There's an English noun, stole, derived from Latin stola (the dress worn over the tunica by a Roman matron or married woman), thus unrelated to the verb steal.
In English a stole is either: a woman's long scarf, of cloth or fur, worn over the shoulders ("a mink stole"); or it's "A long scarf, usually of embroidered silk or linen, worn over the left shoulder by deacons and over both shoulders by priests and bishops while officiating." (quoting from the American Heritage Dictionary.)
(Funny to see a full-length dress 'reduced' to a bit of drapery.)
Oh yes, I see, from old French "estole" (modern French "étole")
I see exactly what is an "étole". Thank you for your help.
In French, they translate "stola" by "stole", as they like to remove the "a" of Latin names to make them French, as "étole", old form estole, (thus the English "stole")
I think it's rather used nowadays by Catholic priests (and sometimes Protestants and Orthodoxes).
It's very hard to know if the primitive religious stoles were long or short, as they give contradictory info on wikipedia.

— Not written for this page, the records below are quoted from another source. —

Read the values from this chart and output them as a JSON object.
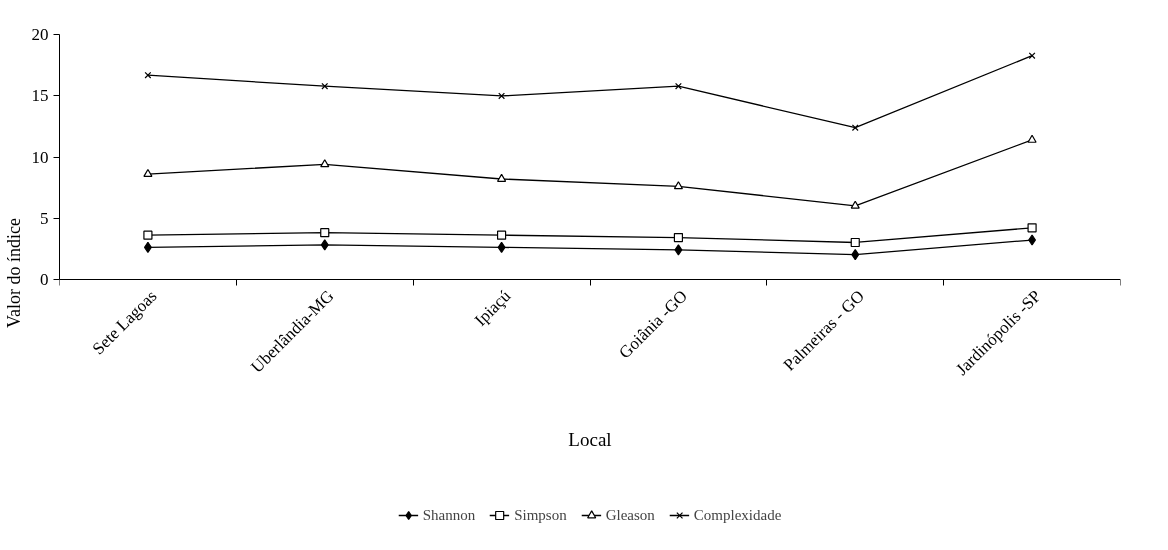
{
  "chart_data": {
    "type": "line",
    "xlabel": "Local",
    "ylabel": "Valor do índice",
    "categories": [
      "Sete Lagoas",
      "Uberlândia-MG",
      "Ipiaçú",
      "Goiânia -GO",
      "Palmeiras - GO",
      "Jardinópolis -SP"
    ],
    "series": [
      {
        "name": "Shannon",
        "color": "#000000",
        "marker": "diamond",
        "values": [
          2.6,
          2.8,
          2.6,
          2.4,
          2.0,
          3.2
        ]
      },
      {
        "name": "Simpson",
        "color": "#000000",
        "marker": "square",
        "values": [
          3.6,
          3.8,
          3.6,
          3.4,
          3.0,
          4.2
        ]
      },
      {
        "name": "Gleason",
        "color": "#000000",
        "marker": "triangle",
        "values": [
          8.6,
          9.4,
          8.2,
          7.6,
          6.0,
          11.4
        ]
      },
      {
        "name": "Complexidade",
        "color": "#000000",
        "marker": "cross",
        "values": [
          16.7,
          15.8,
          15.0,
          15.8,
          12.4,
          18.3
        ]
      }
    ],
    "ylim": [
      0,
      20
    ],
    "yticks": [
      0,
      5,
      10,
      15,
      20
    ],
    "grid": false,
    "legend": "bottom",
    "line_style": "solid"
  }
}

The French page says it was originally a long dress, worn by priests, and the English pages says:
"The stole was originally a kind of shawl that covered the shoulders and fell down in front of the body; on women they were often very large. After being adopted by the Church of Rome around the seventh century (the stole having also been adopted in other locales prior to this), the stole gradually became narrower and started to feature more ornate designs, developing into a mark of dignity. Nowadays, the stole is usually wider and can be made from a wide variety of material."

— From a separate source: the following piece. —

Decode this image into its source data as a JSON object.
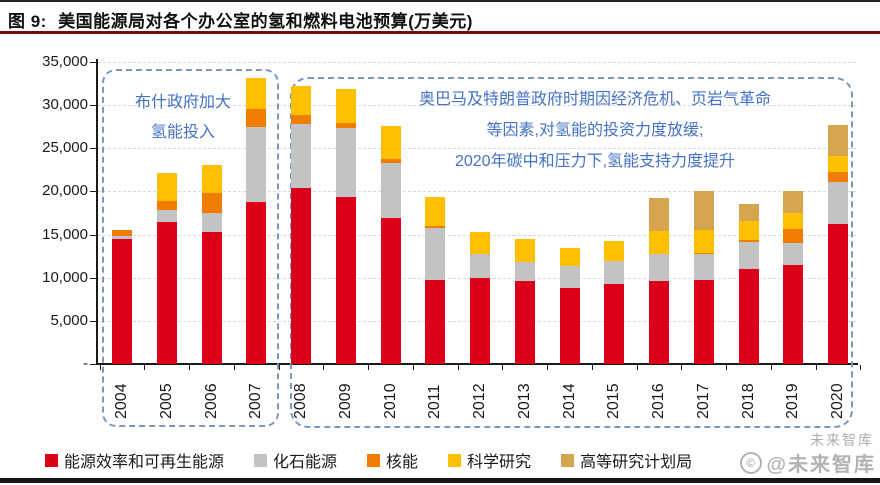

(Note: It's a cognate of the German "stellen", but not via Latin, but PIE root)
So,"stola" as "stole" is possible, but probably not in classical Latin, in late Latin. The étole was used as a non-religious garment before, but the "stole" is defined as "a liturgical vestment of various Christian denominations". I think that, in English "stola" = the Latin stola, and "stole" = the Christian garment.